One of the problems is the apparent lack of consensus on how to deal with the Western institutions and values that have already infiltrated the local art scenes. For example, do you include artists who have been educated or worked in the West? After all, the whole exercise would be pointless if the Asian definition of Asian art was found to correspond with (i.e., include all the same artists as) the current (Western) one.

Indonesia’s Asmudjo Jono Irianto avoided established artists. He chose six who were born in the 1970s, with little experience overseas. Sculptor S. Teddy D. scribbled the words “WTC is falling down” on a wheeled bridge made from steel construction pylons. Perhaps reaching out to bridge the gap with the West, his ambiguous equation of the World Trade Center with London Bridge was, however, disturbing.

Artist/designer Sofwan built a temporary exhibition space that was put to use for the local exhibition in Bandung.
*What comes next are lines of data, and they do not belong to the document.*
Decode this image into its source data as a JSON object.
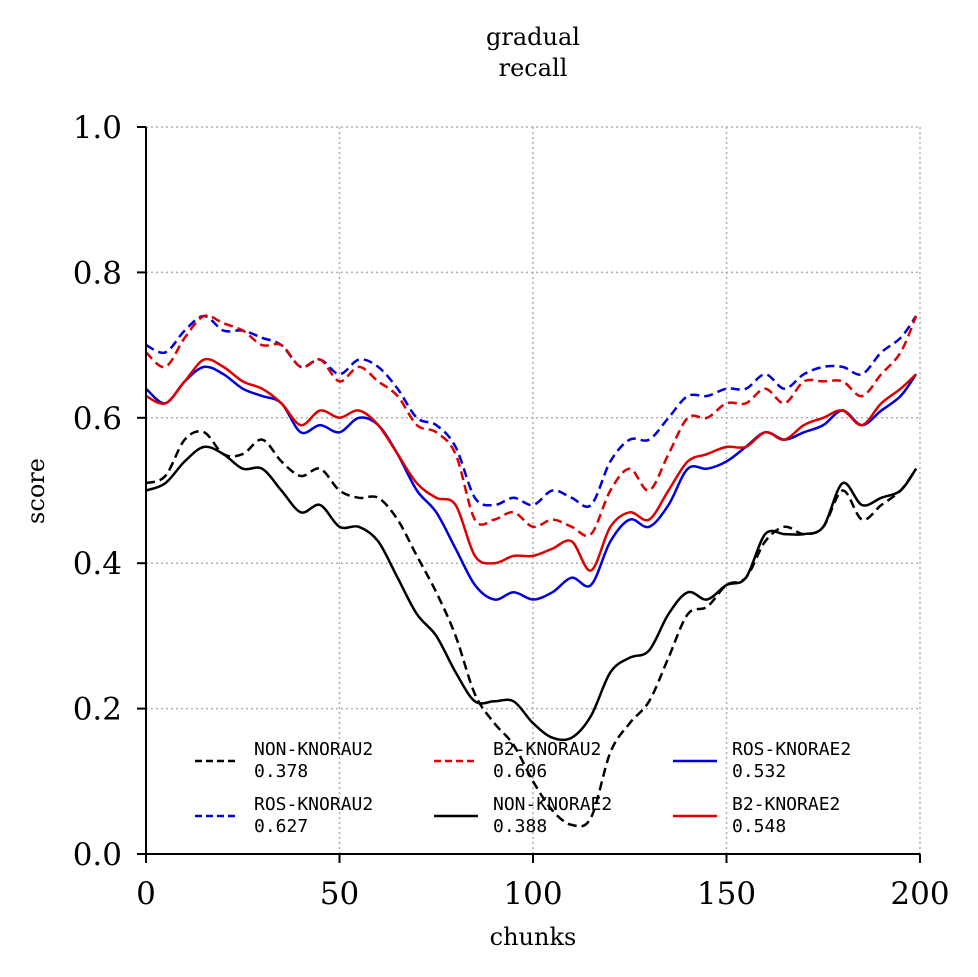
{
  "chart_data": {
    "type": "line",
    "title": "gradual",
    "subtitle": "recall",
    "xlabel": "chunks",
    "ylabel": "score",
    "xlim": [
      0,
      200
    ],
    "ylim": [
      0,
      1.0
    ],
    "xticks": [
      0,
      50,
      100,
      150,
      200
    ],
    "xtick_labels": [
      "0",
      "50",
      "100",
      "150",
      "200"
    ],
    "yticks": [
      0,
      0.2,
      0.4,
      0.6,
      0.8,
      1.0
    ],
    "ytick_labels": [
      "0.0",
      "0.2",
      "0.4",
      "0.6",
      "0.8",
      "1.0"
    ],
    "grid": true,
    "legend_position": "lower-center",
    "x": [
      0,
      5,
      10,
      15,
      20,
      25,
      30,
      35,
      40,
      45,
      50,
      55,
      60,
      65,
      70,
      75,
      80,
      85,
      90,
      95,
      100,
      105,
      110,
      115,
      120,
      125,
      130,
      135,
      140,
      145,
      150,
      155,
      160,
      165,
      170,
      175,
      180,
      185,
      190,
      195,
      199
    ],
    "series": [
      {
        "name": "NON-KNORAU2",
        "score": "0.378",
        "color": "#000000",
        "dash": true,
        "values": [
          0.51,
          0.52,
          0.57,
          0.58,
          0.55,
          0.55,
          0.57,
          0.54,
          0.52,
          0.53,
          0.5,
          0.49,
          0.49,
          0.46,
          0.41,
          0.36,
          0.3,
          0.22,
          0.18,
          0.15,
          0.1,
          0.06,
          0.04,
          0.05,
          0.14,
          0.18,
          0.21,
          0.27,
          0.33,
          0.34,
          0.37,
          0.38,
          0.43,
          0.45,
          0.44,
          0.45,
          0.5,
          0.46,
          0.48,
          0.5,
          0.53
        ]
      },
      {
        "name": "ROS-KNORAU2",
        "score": "0.627",
        "color": "#0000dd",
        "dash": true,
        "values": [
          0.7,
          0.69,
          0.72,
          0.74,
          0.72,
          0.72,
          0.71,
          0.7,
          0.67,
          0.68,
          0.66,
          0.68,
          0.67,
          0.64,
          0.6,
          0.59,
          0.56,
          0.49,
          0.48,
          0.49,
          0.48,
          0.5,
          0.49,
          0.48,
          0.54,
          0.57,
          0.57,
          0.6,
          0.63,
          0.63,
          0.64,
          0.64,
          0.66,
          0.64,
          0.66,
          0.67,
          0.67,
          0.66,
          0.69,
          0.71,
          0.74
        ]
      },
      {
        "name": "B2-KNORAU2",
        "score": "0.606",
        "color": "#dd0000",
        "dash": true,
        "values": [
          0.69,
          0.67,
          0.71,
          0.74,
          0.73,
          0.72,
          0.7,
          0.7,
          0.67,
          0.68,
          0.65,
          0.67,
          0.65,
          0.63,
          0.59,
          0.58,
          0.55,
          0.46,
          0.46,
          0.47,
          0.45,
          0.46,
          0.45,
          0.44,
          0.5,
          0.53,
          0.5,
          0.55,
          0.6,
          0.6,
          0.62,
          0.62,
          0.64,
          0.62,
          0.65,
          0.65,
          0.65,
          0.63,
          0.66,
          0.69,
          0.74
        ]
      },
      {
        "name": "NON-KNORAE2",
        "score": "0.388",
        "color": "#000000",
        "dash": false,
        "values": [
          0.5,
          0.51,
          0.54,
          0.56,
          0.55,
          0.53,
          0.53,
          0.5,
          0.47,
          0.48,
          0.45,
          0.45,
          0.43,
          0.38,
          0.33,
          0.3,
          0.25,
          0.21,
          0.21,
          0.21,
          0.18,
          0.16,
          0.16,
          0.19,
          0.25,
          0.27,
          0.28,
          0.33,
          0.36,
          0.35,
          0.37,
          0.38,
          0.44,
          0.44,
          0.44,
          0.45,
          0.51,
          0.48,
          0.49,
          0.5,
          0.53
        ]
      },
      {
        "name": "ROS-KNORAE2",
        "score": "0.532",
        "color": "#0000dd",
        "dash": false,
        "values": [
          0.64,
          0.62,
          0.65,
          0.67,
          0.66,
          0.64,
          0.63,
          0.62,
          0.58,
          0.59,
          0.58,
          0.6,
          0.59,
          0.55,
          0.5,
          0.47,
          0.42,
          0.37,
          0.35,
          0.36,
          0.35,
          0.36,
          0.38,
          0.37,
          0.43,
          0.46,
          0.45,
          0.48,
          0.53,
          0.53,
          0.54,
          0.56,
          0.58,
          0.57,
          0.58,
          0.59,
          0.61,
          0.59,
          0.61,
          0.63,
          0.66
        ]
      },
      {
        "name": "B2-KNORAE2",
        "score": "0.548",
        "color": "#dd0000",
        "dash": false,
        "values": [
          0.63,
          0.62,
          0.65,
          0.68,
          0.67,
          0.65,
          0.64,
          0.62,
          0.59,
          0.61,
          0.6,
          0.61,
          0.59,
          0.55,
          0.51,
          0.49,
          0.48,
          0.41,
          0.4,
          0.41,
          0.41,
          0.42,
          0.43,
          0.39,
          0.45,
          0.47,
          0.46,
          0.5,
          0.54,
          0.55,
          0.56,
          0.56,
          0.58,
          0.57,
          0.59,
          0.6,
          0.61,
          0.59,
          0.62,
          0.64,
          0.66
        ]
      }
    ]
  }
}
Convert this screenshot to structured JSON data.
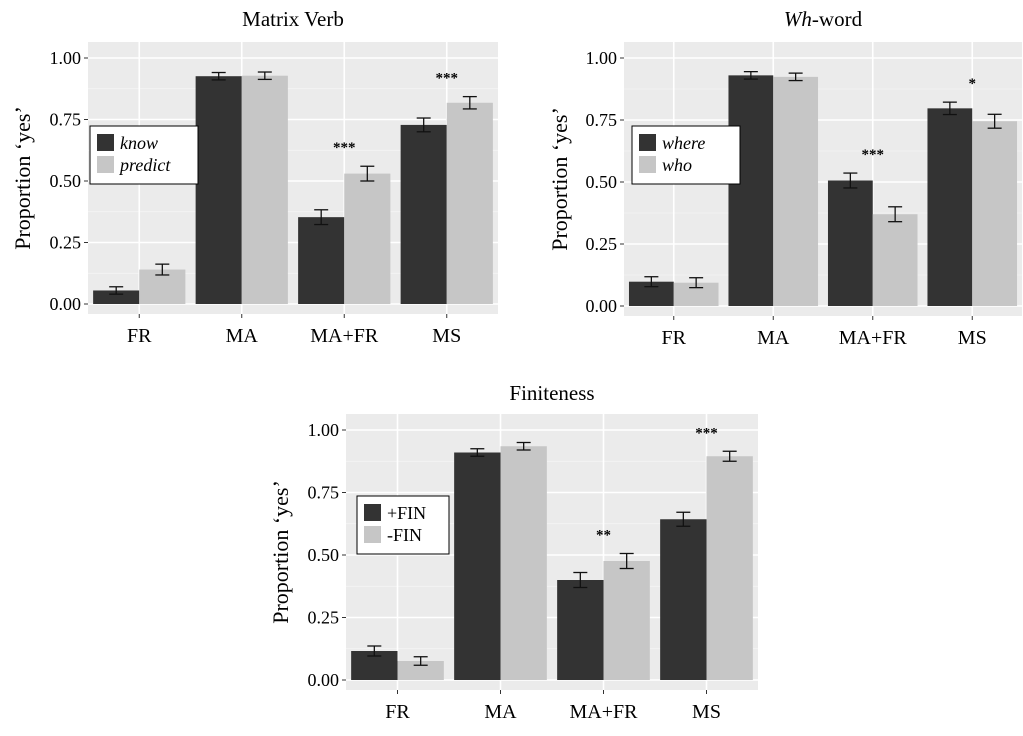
{
  "chart_data": [
    {
      "type": "bar",
      "title": "Matrix Verb",
      "ylabel": "Proportion ‘yes’",
      "ylim": [
        0,
        1
      ],
      "yticks": [
        "0.00",
        "0.25",
        "0.50",
        "0.75",
        "1.00"
      ],
      "categories": [
        "FR",
        "MA",
        "MA+FR",
        "MS"
      ],
      "legend_italic": true,
      "legend_position": "left-middle",
      "series": [
        {
          "name": "know",
          "color": "#333333",
          "values": [
            0.055,
            0.926,
            0.353,
            0.728
          ],
          "errors": [
            0.015,
            0.015,
            0.03,
            0.028
          ]
        },
        {
          "name": "predict",
          "color": "#c6c6c6",
          "values": [
            0.14,
            0.928,
            0.53,
            0.818
          ],
          "errors": [
            0.022,
            0.015,
            0.03,
            0.025
          ]
        }
      ],
      "significance": [
        "",
        "",
        "***",
        "***"
      ]
    },
    {
      "type": "bar",
      "title_parts": [
        {
          "text": "Wh",
          "italic": true
        },
        {
          "text": "-word",
          "italic": false
        }
      ],
      "ylabel": "Proportion ‘yes’",
      "ylim": [
        0,
        1
      ],
      "yticks": [
        "0.00",
        "0.25",
        "0.50",
        "0.75",
        "1.00"
      ],
      "categories": [
        "FR",
        "MA",
        "MA+FR",
        "MS"
      ],
      "legend_italic": true,
      "legend_position": "left-middle",
      "series": [
        {
          "name": "where",
          "color": "#333333",
          "values": [
            0.098,
            0.93,
            0.506,
            0.797
          ],
          "errors": [
            0.02,
            0.015,
            0.03,
            0.025
          ]
        },
        {
          "name": "who",
          "color": "#c6c6c6",
          "values": [
            0.094,
            0.924,
            0.37,
            0.745
          ],
          "errors": [
            0.02,
            0.015,
            0.03,
            0.028
          ]
        }
      ],
      "significance": [
        "",
        "",
        "***",
        "*"
      ]
    },
    {
      "type": "bar",
      "title": "Finiteness",
      "ylabel": "Proportion ‘yes’",
      "ylim": [
        0,
        1
      ],
      "yticks": [
        "0.00",
        "0.25",
        "0.50",
        "0.75",
        "1.00"
      ],
      "categories": [
        "FR",
        "MA",
        "MA+FR",
        "MS"
      ],
      "legend_italic": false,
      "legend_position": "left-middle",
      "series": [
        {
          "name": "+FIN",
          "color": "#333333",
          "values": [
            0.116,
            0.91,
            0.4,
            0.643
          ],
          "errors": [
            0.02,
            0.015,
            0.03,
            0.028
          ]
        },
        {
          "name": "-FIN",
          "color": "#c6c6c6",
          "values": [
            0.076,
            0.935,
            0.476,
            0.895
          ],
          "errors": [
            0.017,
            0.015,
            0.03,
            0.02
          ]
        }
      ],
      "significance": [
        "",
        "",
        "**",
        "***"
      ]
    }
  ]
}
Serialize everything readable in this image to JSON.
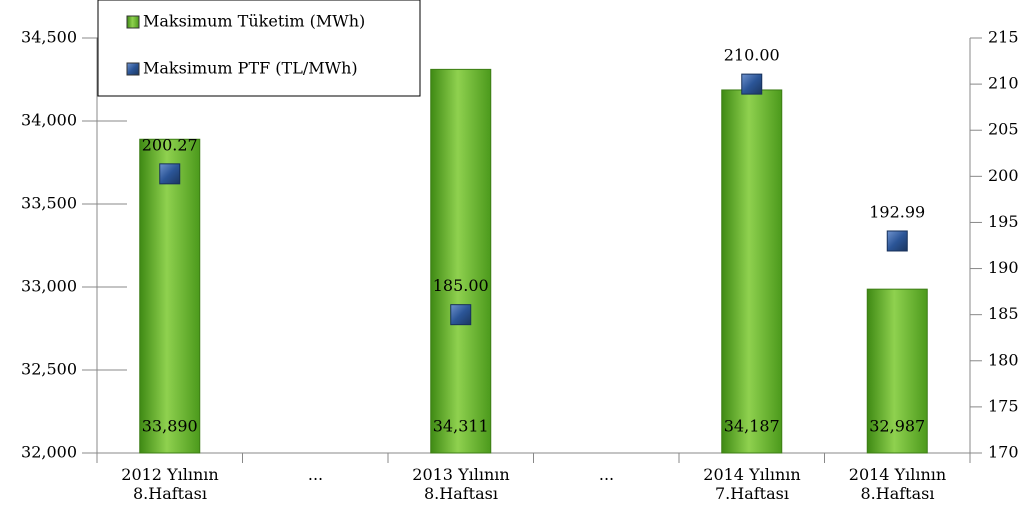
{
  "chart_data": {
    "type": "bar",
    "categories": [
      "2012 Yılının\n8.Haftası",
      "...",
      "2013 Yılının\n8.Haftası",
      "...",
      "2014 Yılının\n7.Haftası",
      "2014 Yılının\n8.Haftası"
    ],
    "series": [
      {
        "name": "Maksimum Tüketim (MWh)",
        "type": "bar",
        "color": "#66b32e",
        "values": [
          33890,
          null,
          34311,
          null,
          34187,
          32987
        ],
        "value_labels": [
          "33,890",
          null,
          "34,311",
          null,
          "34,187",
          "32,987"
        ]
      },
      {
        "name": "Maksimum PTF (TL/MWh)",
        "type": "scatter",
        "axis": "y2",
        "color": "#2b5597",
        "values": [
          200.27,
          null,
          185,
          null,
          210,
          192.99
        ],
        "value_labels": [
          "200.27",
          null,
          "185.00",
          null,
          "210.00",
          "192.99"
        ]
      }
    ],
    "ylim": [
      32000,
      34500
    ],
    "yticks": [
      {
        "value": 32000,
        "label": "32,000"
      },
      {
        "value": 32500,
        "label": "32,500"
      },
      {
        "value": 33000,
        "label": "33,000"
      },
      {
        "value": 33500,
        "label": "33,500"
      },
      {
        "value": 34000,
        "label": "34,000"
      },
      {
        "value": 34500,
        "label": "34,500"
      }
    ],
    "y2lim": [
      170,
      215
    ],
    "y2ticks": [
      170,
      175,
      180,
      185,
      190,
      195,
      200,
      205,
      210,
      215
    ],
    "grid": false,
    "legend": "top-left"
  }
}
A thought-provoking reaction to the availability of exhibition spaces in Indonesia, and at the same time a tongue-in-cheek reference to the project title, Sofwan’s work comments on “Asian art” on a number of levels.

Other curators elected to include artists despite their affinity or compatibility with the West. Two of the Japanese artists, Saki Satom and Rika Noguchi, fell into this category. Saki made a two-piece video showing people mysteriously appearing and disappearing through elevator halls and revolving doors. The bottleneck nature of these places allowed the artist to focus closely on the people’s movements through them, resulting in an eerie sense of uniformity and determinism. Noguchi took photographs of members of a Beijing swimming club paddling through an ice-covered lake in winter. Like her past work of underwater divers and mountain climbers, the work is so perfectly surreal that it could have been taken anywhere on the planet—or elsewhere.

“Under Construction” has not yet resulted in a unified Asian definition of Asian art. That is still in the making. The admirably farsighted Asia Center has placed its hopes in the curator subjects of its ambitious experiment, who will continue this challenge in the future. In the meantime, the current exhibition gives us a diverse mixture of new art from all corners of Asia, and considering the diversity of the region itself, we might just have been mis-taken to hope for anything more in the first place.